Question

Describe the key difference between the separation of between treatment variability for the one-factor independent measures ANOVA and the two-factor independent measures factorial ANOVA.

Answer 1

In a one-way ANOVA there are two possible hypotheses.

1)The null hypothesis (H0) is that there is no difference between the groups and equality between means.

2lThe alternative hypothesis (H1) is that there is a difference between the means and groups.

Assumption of one way anova

1)Normality – That each sample is taken from a normally distributed population

2)Sample independence – that each sample has been drawn independently of the other samples

3)Variance Equality – That the variance of data in the different groups should be the same

4)Your dependent variable – here, “weight”, should be continuous – that is, measured on a scale which can be subdivided using increments (i.e. grams, milligrams)

Two factorial ANOVA

Two way factorial ANOVA is a special case of factorial ANOVA.

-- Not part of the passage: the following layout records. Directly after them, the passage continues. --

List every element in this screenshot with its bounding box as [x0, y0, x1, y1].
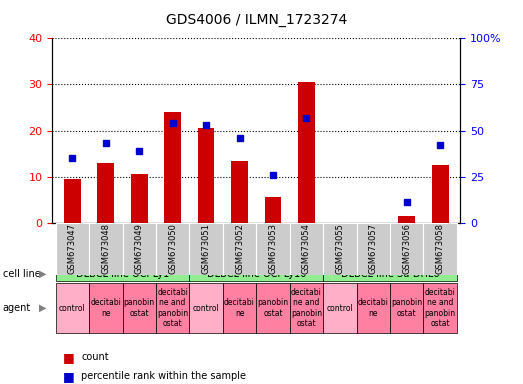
- FancyBboxPatch shape: [89, 283, 122, 333]
- FancyBboxPatch shape: [55, 283, 89, 333]
- FancyBboxPatch shape: [323, 283, 357, 333]
- Text: GSM673050: GSM673050: [168, 223, 177, 274]
- Text: ■: ■: [63, 370, 74, 383]
- FancyBboxPatch shape: [290, 223, 323, 275]
- Bar: [432, 165, 449, 223]
- Bar: [231, 161, 248, 223]
- Text: decitabi
ne: decitabi ne: [224, 298, 255, 318]
- Text: GSM673053: GSM673053: [268, 223, 278, 274]
- Text: ▶: ▶: [39, 268, 47, 279]
- FancyBboxPatch shape: [156, 283, 189, 333]
- FancyBboxPatch shape: [256, 283, 290, 333]
- Text: decitabi
ne: decitabi ne: [358, 298, 389, 318]
- FancyBboxPatch shape: [357, 223, 390, 275]
- Text: DLBCL line OCI-Ly10: DLBCL line OCI-Ly10: [207, 268, 306, 279]
- Text: decitabi
ne and
panobin
ostat: decitabi ne and panobin ostat: [157, 288, 188, 328]
- Bar: [198, 128, 214, 223]
- Text: GSM673048: GSM673048: [101, 223, 110, 274]
- FancyBboxPatch shape: [122, 283, 156, 333]
- Bar: [298, 82, 315, 223]
- Bar: [164, 112, 181, 223]
- Text: DLBCL line OCI-Ly1: DLBCL line OCI-Ly1: [76, 268, 169, 279]
- Text: agent: agent: [3, 303, 31, 313]
- FancyBboxPatch shape: [223, 223, 256, 275]
- Text: GSM673049: GSM673049: [135, 223, 144, 274]
- Text: panobin
ostat: panobin ostat: [257, 298, 289, 318]
- FancyBboxPatch shape: [357, 283, 390, 333]
- FancyBboxPatch shape: [390, 223, 424, 275]
- FancyBboxPatch shape: [424, 223, 457, 275]
- FancyBboxPatch shape: [223, 283, 256, 333]
- Text: control: control: [326, 304, 353, 313]
- FancyBboxPatch shape: [390, 283, 424, 333]
- FancyBboxPatch shape: [290, 283, 323, 333]
- Text: GSM673058: GSM673058: [436, 223, 445, 274]
- FancyBboxPatch shape: [189, 223, 223, 275]
- Text: GSM673047: GSM673047: [68, 223, 77, 274]
- Text: ▶: ▶: [39, 303, 47, 313]
- Text: GSM673056: GSM673056: [402, 223, 411, 274]
- Text: cell line: cell line: [3, 268, 40, 279]
- Text: GDS4006 / ILMN_1723274: GDS4006 / ILMN_1723274: [166, 13, 347, 27]
- FancyBboxPatch shape: [89, 223, 122, 275]
- FancyBboxPatch shape: [55, 266, 189, 281]
- FancyBboxPatch shape: [323, 266, 457, 281]
- Text: decitabi
ne and
panobin
ostat: decitabi ne and panobin ostat: [425, 288, 456, 328]
- Text: panobin
ostat: panobin ostat: [123, 298, 155, 318]
- Text: control: control: [193, 304, 220, 313]
- Text: panobin
ostat: panobin ostat: [391, 298, 422, 318]
- Text: control: control: [59, 304, 86, 313]
- Text: decitabi
ne and
panobin
ostat: decitabi ne and panobin ostat: [291, 288, 322, 328]
- FancyBboxPatch shape: [256, 223, 290, 275]
- FancyBboxPatch shape: [424, 283, 457, 333]
- Text: GSM673054: GSM673054: [302, 223, 311, 274]
- FancyBboxPatch shape: [189, 266, 323, 281]
- Text: GSM673055: GSM673055: [335, 223, 344, 274]
- Text: GSM673052: GSM673052: [235, 223, 244, 274]
- Text: decitabi
ne: decitabi ne: [90, 298, 121, 318]
- FancyBboxPatch shape: [189, 283, 223, 333]
- Bar: [97, 163, 114, 223]
- FancyBboxPatch shape: [323, 223, 357, 275]
- Text: count: count: [81, 352, 109, 362]
- Text: GSM673057: GSM673057: [369, 223, 378, 274]
- Bar: [265, 197, 281, 223]
- Text: GSM673051: GSM673051: [201, 223, 211, 274]
- Bar: [399, 216, 415, 223]
- Bar: [131, 174, 147, 223]
- Text: ■: ■: [63, 351, 74, 364]
- Bar: [64, 179, 81, 223]
- Text: DLBCL line Su-DHL6: DLBCL line Su-DHL6: [341, 268, 439, 279]
- FancyBboxPatch shape: [55, 223, 89, 275]
- FancyBboxPatch shape: [122, 223, 156, 275]
- FancyBboxPatch shape: [156, 223, 189, 275]
- Text: percentile rank within the sample: percentile rank within the sample: [81, 371, 246, 381]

1)“Two way” refers to the number of factors in a factorial ANOVA design. A two way ANOVA would have a factor A (with 2 or more levels or groups) ‘crossed with’ a factor B (also with 2 or more levels or groups.

2)Factorial designs can have more than 2 factors. If you have three factors (A, B and C) this is called a three way factorial.

3)Factorial ANOVA adds any number of categorical IVs to the regression (and maybe some interactions among them).